Retour à la normalité : Le renouveau du football après la tempête
Le 30 octobre 2024, la région de Paiporta a été frappée par une catastrophe naturelle qui a laissé des milliers de passionnés de football dans l’expectative. Le terrain de El Terrer s’est réveillé sous un demi-mètre de fango (boue) et les vestiaires avaient disparu, emportés par la fureur de la tempête. Cette tragédie a eu des répercussions sur toute la région, touchant de nombreux clubs dans des communes telles qu’Alfafar, Massanassa, Aldaia et Catarroja, où le football était désormais submergé par la boue. Près de 20 000 licences de joueur étaient alors suspendues, rendant incertain l’avenir de la pratique sportive.
Une résilience exemplaire
La tempête, surnommée dana, a causé des dégâts majeurs dans 17 terrains de football, mais un an après, la situation a radicalement changé. Bien que la normalité ne soit pas encore revenue dans son intégralité, il faut saluer la manière dont le football s’est mobilisé pour surmonter cette épreuve. Environ 14 terrains ont été remis en état, certains dès mars 2025, permettant ainsi aux joueurs de retrouver leurs repères.

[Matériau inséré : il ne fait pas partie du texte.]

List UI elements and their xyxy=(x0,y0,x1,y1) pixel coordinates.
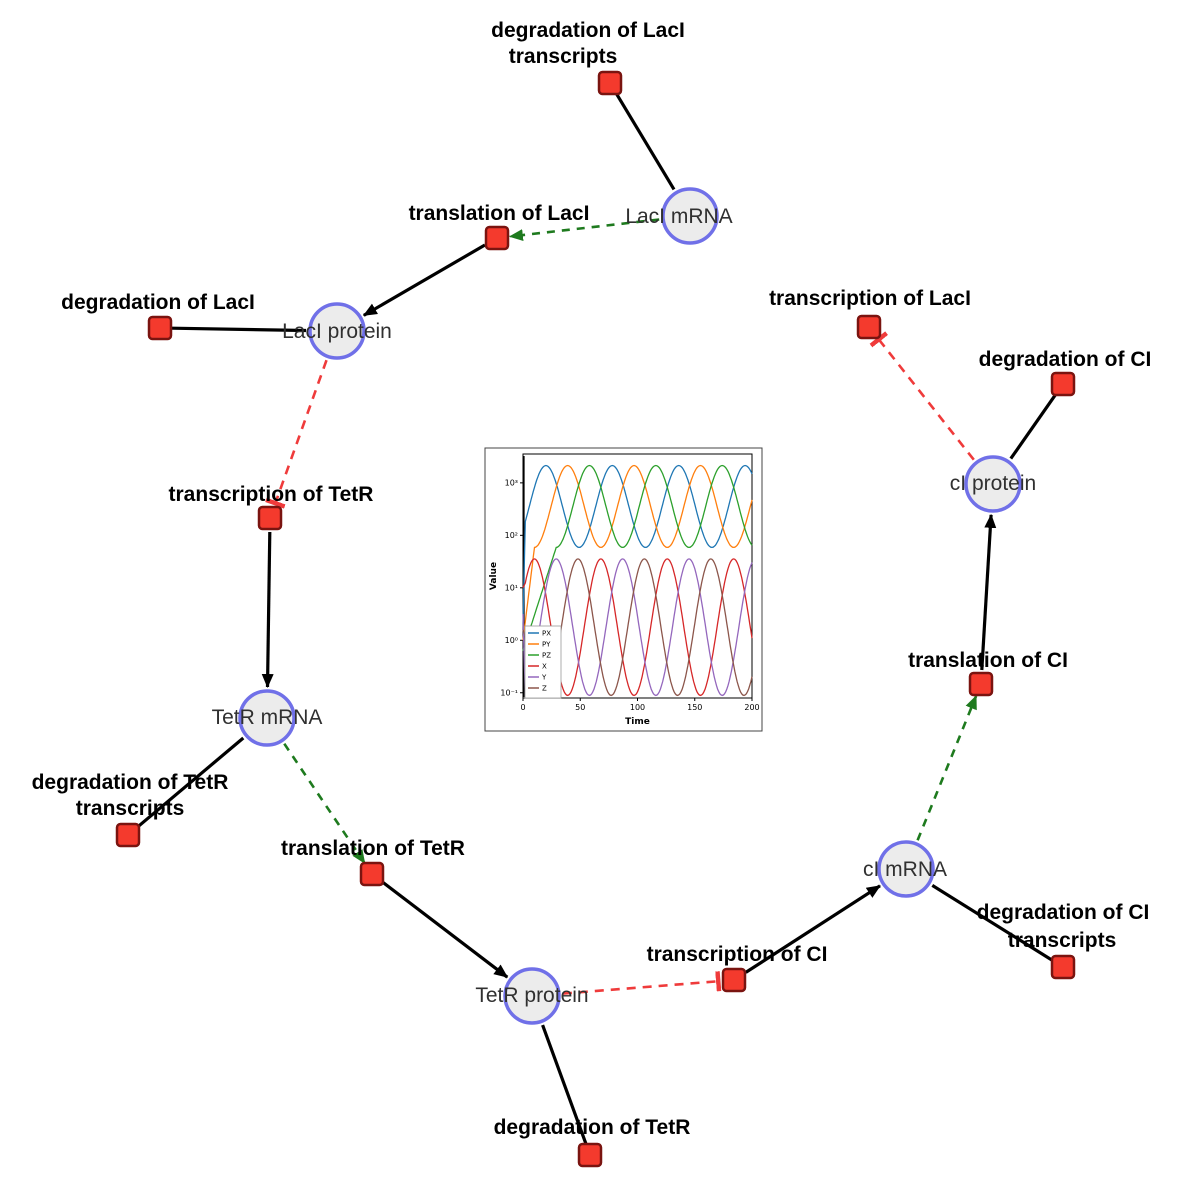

Le monde du football a montré une force collective remarquable lorsqu’il a fallu reconstruire les infrastructures. De nombreuses initiatives ont été mises en place pour soutenir les clubs touchés. L’engagement de la communauté a permis de transformer une situation désastreuse en une véritable mobilisation citoyenne.
Des donations et des soutiens significatifs
L’un des acteurs clés de cette reconstruction a été l’entrepreneur Juan Roig, à travers la Fondation Trinidad Alfonso, qui a offert près de deux millions d’euros pour appuyer 194 clubs de 37 disciplines. Cette aide a permis de fournir des équipements sportifs à 60 établissements scolaires qui avaient tout perdu lors de la tempête.
Dans cette dynamique de solidarité, le Villarreal a également joué un rôle majeur en contribuant à hauteur de 2,3 millions d’euros pour la reconstruction des terrains. Le champ de La Torre a ouvert ses portes le 17 février 2025, et plusieurs autres terrains municipaux ont été réhabilités, prouvant ainsi que le football peut être un puissant moteur de reconstruction communautaire.
Le rôle des fondations et des clubs
La Fondation du Valencia CF s’est également mobilisée pour aider les clubs touchés, en générant des fonds à travers des événements caritatifs. Par exemple, un match de Liga contre le Real Betis a permis de récolter 325 000 euros, un montant doublé par Peter Lim pour aider au financement d’infrastructures sportives.
La décision d’Osasuna, alors dirigée par Vicente Moreno, de rénover le complexe sportif de Massanassa pour un coût de 450 755 euros, a également été très bien accueillie par la communauté locale. Une telle initiative montre que le football peut favoriser les rencontres et renforcer les liens communautaires.
L’effort global de la Fédération de Football
La Fédération de Football de la Communauté Valencienne, dirigée par Salvador Gomar, a joué un rôle central dans la coordination des efforts de secours. Elle a fourni 650 000 euros d’aides, comprenant des dons de la Mutualité et d’autres organisations, garantissant ainsi le retour à l’entraînement des jeunes joueurs.
À un niveau plus large, la RFEF a également participé à l’effort avec une contribution presque deux millions d’euros, notamment à travers des matchs amicaux qui ont permis de récolter près de 1,8 million d’euros. Les fonds collectés ont été affectés à la reconstruction de El Palleter de Paiporta, bien que des complications urbanistiques retardent le début des travaux.
Une communauté unie au-delà du football
L’ensemble de ces actions symbolise bien plus qu’une simple reconstruction d’infrastructures sportives. Cela représente une résilience collective de la communauté, qui a su se soulever face à l’adversité. Les efforts conjugués des clubs, des entreprises et des fédérations témoignent d’un élan de solidarité inébranlable dans des moments difficiles.
La situation actuelle démontre que, malgré les obstacles rencontrés, le football est une source de joie et de rassemblement pour les communautés. Chaque match, chaque entraînement retrouvés sont autant d’occasions de redresser la tête et de célébrer la vie au-delà des tragédies. Les terrains de football, réhabilités grâce à la solidarité, sont devenus des symboles d’espoir et de renouveau dans un contexte dont beaucoup auraient pu douter de la sortie.